We were wed in 2009 - I had just turned 23 and he had just turned 22. We hadn't been engaged for long at all. We were each other's best friends. I told him anything, everything and the favour was returned. I knew straight off the bat what I wanted and this is something I had never known in any of the relationships I'd had previously. 

I couldn't have had my baby boy without this man I call B. Yes B is annoying sometimes and yes he grinds my gears sometimes but he also has this amazing calming effect on me. He makes me laugh mid-argument when he purposely comes out with an inappropriate moment joke or just a certain look he will give can send me off into a fit of giggles. He's been through things with me that I haven't been through with anyone else; because I haven't let anyone in that close. I'm comfortable, safe, secure and happy - and most importantly I love my husband.

He believes in me. And he believes me.

He isn't threatened by me simply because I am an intelligent woman, like all these other people I have dated. He doesn't speak to me like I am several I.Q points off brain dead. He doesn't tell me what I can and can't do with my life - it's our life and we share it together. He doesn't make decisions that effect me in any major way without speaking to me - and I give him the same courtesy in return.

We are trying to work hard at following what we preach. We are trying hard at upholding the vows we made in 2009. And we are working on our eternal marriage. 

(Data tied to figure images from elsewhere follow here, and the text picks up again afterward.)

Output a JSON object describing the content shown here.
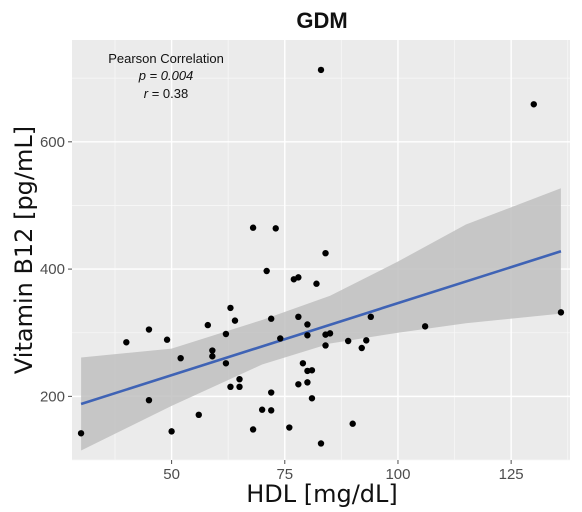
{
  "chart_data": {
    "type": "scatter",
    "title": "GDM",
    "xlabel": "HDL [mg/dL]",
    "ylabel": "Vitamin B12 [pg/mL]",
    "xlim": [
      28,
      138
    ],
    "ylim": [
      100,
      760
    ],
    "x_ticks": [
      50,
      75,
      100,
      125
    ],
    "y_ticks": [
      200,
      400,
      600
    ],
    "x_tick_labels": [
      "50",
      "75",
      "100",
      "125"
    ],
    "y_tick_labels": [
      "200",
      "400",
      "600"
    ],
    "grid": true,
    "background": "#ebebeb",
    "point_color": "#000000",
    "fit_color": "#3f63b5",
    "band_color": "#bfbfbf",
    "annotation": {
      "heading": "Pearson Correlation",
      "p_text": "p = 0.004",
      "r_prefix": "r",
      "r_value": " = 0.38"
    },
    "fit_line": {
      "x": [
        30,
        136
      ],
      "y": [
        188,
        428
      ]
    },
    "confidence_band": {
      "x": [
        30,
        50,
        70,
        85,
        100,
        115,
        136
      ],
      "lower": [
        115,
        185,
        250,
        283,
        300,
        315,
        330
      ],
      "upper": [
        261,
        275,
        320,
        358,
        412,
        470,
        527
      ]
    },
    "points": [
      {
        "x": 30,
        "y": 142
      },
      {
        "x": 40,
        "y": 285
      },
      {
        "x": 45,
        "y": 305
      },
      {
        "x": 45,
        "y": 194
      },
      {
        "x": 49,
        "y": 289
      },
      {
        "x": 50,
        "y": 145
      },
      {
        "x": 52,
        "y": 260
      },
      {
        "x": 56,
        "y": 171
      },
      {
        "x": 58,
        "y": 312
      },
      {
        "x": 59,
        "y": 272
      },
      {
        "x": 59,
        "y": 263
      },
      {
        "x": 62,
        "y": 298
      },
      {
        "x": 62,
        "y": 252
      },
      {
        "x": 63,
        "y": 215
      },
      {
        "x": 63,
        "y": 339
      },
      {
        "x": 64,
        "y": 319
      },
      {
        "x": 65,
        "y": 215
      },
      {
        "x": 65,
        "y": 227
      },
      {
        "x": 68,
        "y": 465
      },
      {
        "x": 68,
        "y": 148
      },
      {
        "x": 70,
        "y": 179
      },
      {
        "x": 71,
        "y": 397
      },
      {
        "x": 72,
        "y": 206
      },
      {
        "x": 72,
        "y": 178
      },
      {
        "x": 72,
        "y": 322
      },
      {
        "x": 73,
        "y": 464
      },
      {
        "x": 74,
        "y": 291
      },
      {
        "x": 76,
        "y": 151
      },
      {
        "x": 77,
        "y": 384
      },
      {
        "x": 78,
        "y": 219
      },
      {
        "x": 78,
        "y": 387
      },
      {
        "x": 78,
        "y": 325
      },
      {
        "x": 79,
        "y": 252
      },
      {
        "x": 80,
        "y": 240
      },
      {
        "x": 80,
        "y": 222
      },
      {
        "x": 80,
        "y": 313
      },
      {
        "x": 80,
        "y": 296
      },
      {
        "x": 81,
        "y": 241
      },
      {
        "x": 81,
        "y": 197
      },
      {
        "x": 82,
        "y": 377
      },
      {
        "x": 83,
        "y": 126
      },
      {
        "x": 83,
        "y": 713
      },
      {
        "x": 84,
        "y": 297
      },
      {
        "x": 84,
        "y": 280
      },
      {
        "x": 84,
        "y": 425
      },
      {
        "x": 85,
        "y": 299
      },
      {
        "x": 89,
        "y": 287
      },
      {
        "x": 90,
        "y": 157
      },
      {
        "x": 92,
        "y": 276
      },
      {
        "x": 93,
        "y": 288
      },
      {
        "x": 94,
        "y": 325
      },
      {
        "x": 106,
        "y": 310
      },
      {
        "x": 130,
        "y": 659
      },
      {
        "x": 136,
        "y": 332
      }
    ]
  }
}
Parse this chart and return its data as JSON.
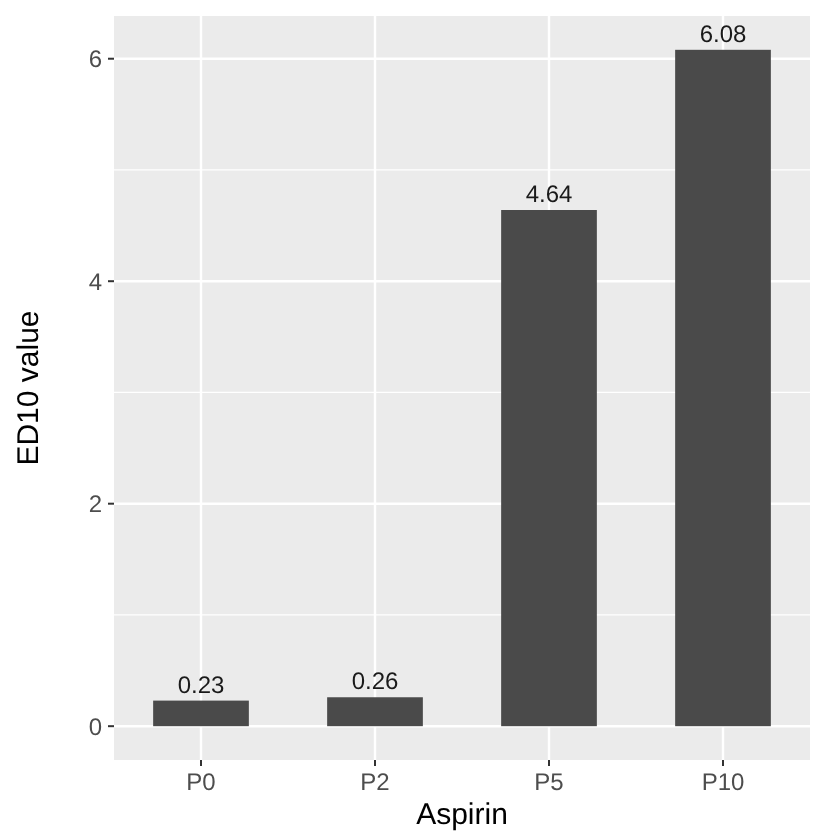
{
  "chart_data": {
    "type": "bar",
    "xlabel": "Aspirin",
    "ylabel": "ED10 value",
    "categories": [
      "P0",
      "P2",
      "P5",
      "P10"
    ],
    "values": [
      0.23,
      0.26,
      4.64,
      6.08
    ],
    "color": "#4a4a4a",
    "ylim": [
      -0.304,
      6.384
    ],
    "yticks": [
      0,
      2,
      4,
      6
    ],
    "grid": true,
    "data_labels": true
  }
}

Why? Because we love each other and because we know it's what makes us truly happy. We could retreat away from our beliefs but we believe that wouldn't bring us the true happiness that is promised to us, that we feel every day. Our son is a result of our choice to be married, our love to one another and another sign of our commitment to life. 

We're happy because there's so much to be happy for. Do we get sad? Yes. Do we feel down sometimes, too? Yes. Do Mormons/LDS people suffer from depression and other mental illness? You better believe it. 

There is no conspiracy here; I'm just blogging about the best because when I think of the arguments, the things we said I can't help but think about the joke he made or suddenly images from our wedding day crop up in my mind; I was very late, he didn't look at me when I walked down the aisle, (as per my instructions because I thought it would make me nervous) the intense feelings of happiness and overwhelming love when it came to saying 'Yes' to marriage and the feeling of nervous energy as it got closer and closer to it being us, on our own, the married couple without the fanfare of the wedding day around us. 

And then I sit and wonder what it will be like on our tenth, twentieth and thirtieth and so on wedding anniversaries - how I will feel and how those feelings will evolve over time. Because I fully expect them too. 

Because even after two years of marriage I wish we could do it all over again; relive all the happiness even if it meant going through all the sadness. 

It would be worth it a million times over.